The fact that some tests are neither definitive nor diagnostic when it comes to diabetes or heart disease, where genetic variants can either increase or decrease some one's risk, is one reason for the slow uptake in the medical industry, according to Lauren Dennis, a certified genetic counselor with the University of California, San Diego's Health System.
"I think why this technology hasn’t taken off quite yet is the difficulty in interpretation, patients' understanding and limitation of the actionable clinical information it can provide," Dennis said.
"Results can create patient anxiety or possibly provide false reassurance. I think our understanding of how these individual genetic variants affect disease will only continue to improve with advances in technology."

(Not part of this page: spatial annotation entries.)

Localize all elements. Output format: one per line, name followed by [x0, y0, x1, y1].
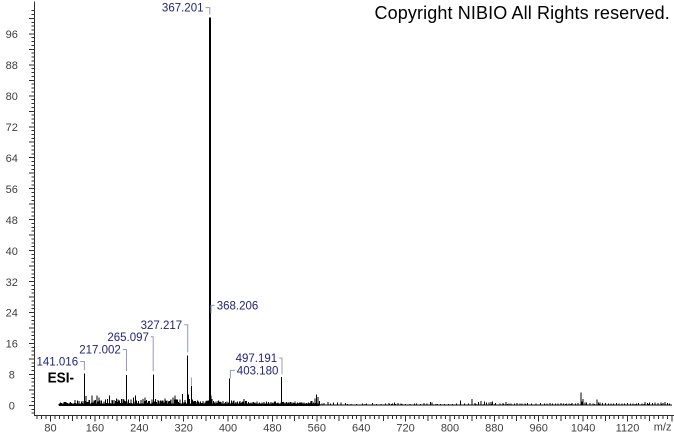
svg-text:72: 72: [6, 122, 18, 134]
svg-text:24: 24: [6, 308, 18, 320]
svg-text:367.201: 367.201: [162, 3, 204, 15]
svg-text:800: 800: [441, 423, 459, 434]
svg-text:1120: 1120: [616, 423, 640, 434]
svg-text:64: 64: [6, 153, 18, 165]
svg-text:m/z: m/z: [654, 422, 672, 434]
svg-text:141.016: 141.016: [37, 357, 79, 369]
svg-text:Copyright NIBIO All Rights res: Copyright NIBIO All Rights reserved.: [375, 3, 670, 23]
svg-text:160: 160: [86, 423, 104, 434]
svg-text:368.206: 368.206: [217, 301, 259, 313]
svg-text:96: 96: [6, 29, 18, 41]
svg-text:0: 0: [9, 401, 15, 413]
svg-text:960: 960: [530, 423, 548, 434]
svg-text:48: 48: [6, 215, 18, 227]
svg-text:320: 320: [175, 423, 193, 434]
svg-text:80: 80: [6, 91, 18, 103]
svg-text:32: 32: [6, 277, 18, 289]
svg-text:240: 240: [130, 423, 148, 434]
svg-text:88: 88: [6, 60, 18, 72]
svg-text:480: 480: [263, 423, 281, 434]
svg-text:265.097: 265.097: [107, 332, 149, 344]
svg-text:640: 640: [352, 423, 370, 434]
svg-text:560: 560: [308, 423, 326, 434]
svg-text:400: 400: [219, 423, 237, 434]
svg-text:497.191: 497.191: [236, 353, 278, 365]
svg-text:56: 56: [6, 184, 18, 196]
svg-text:880: 880: [485, 423, 503, 434]
svg-text:8: 8: [9, 370, 15, 382]
svg-text:80: 80: [44, 423, 56, 434]
svg-text:40: 40: [6, 246, 18, 258]
svg-text:720: 720: [396, 423, 414, 434]
svg-text:ESI-: ESI-: [48, 370, 75, 387]
svg-text:327.217: 327.217: [141, 320, 183, 332]
svg-text:217.002: 217.002: [79, 345, 121, 357]
svg-text:16: 16: [6, 339, 18, 351]
svg-text:403.180: 403.180: [237, 366, 279, 378]
svg-text:1040: 1040: [571, 423, 595, 434]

One other challenge is that there aren't enough therapeutic technologies that match individual biomarkers, once patients are tested.
Theakston thinks this will change, as patients take more control over their health care.
"Patient initiative will impact how this develops. When someone is fighting for their lives, the passion and motivation to try different options is very strong,” Theakston said. "So the patient community will drive growth in individualized treatments.”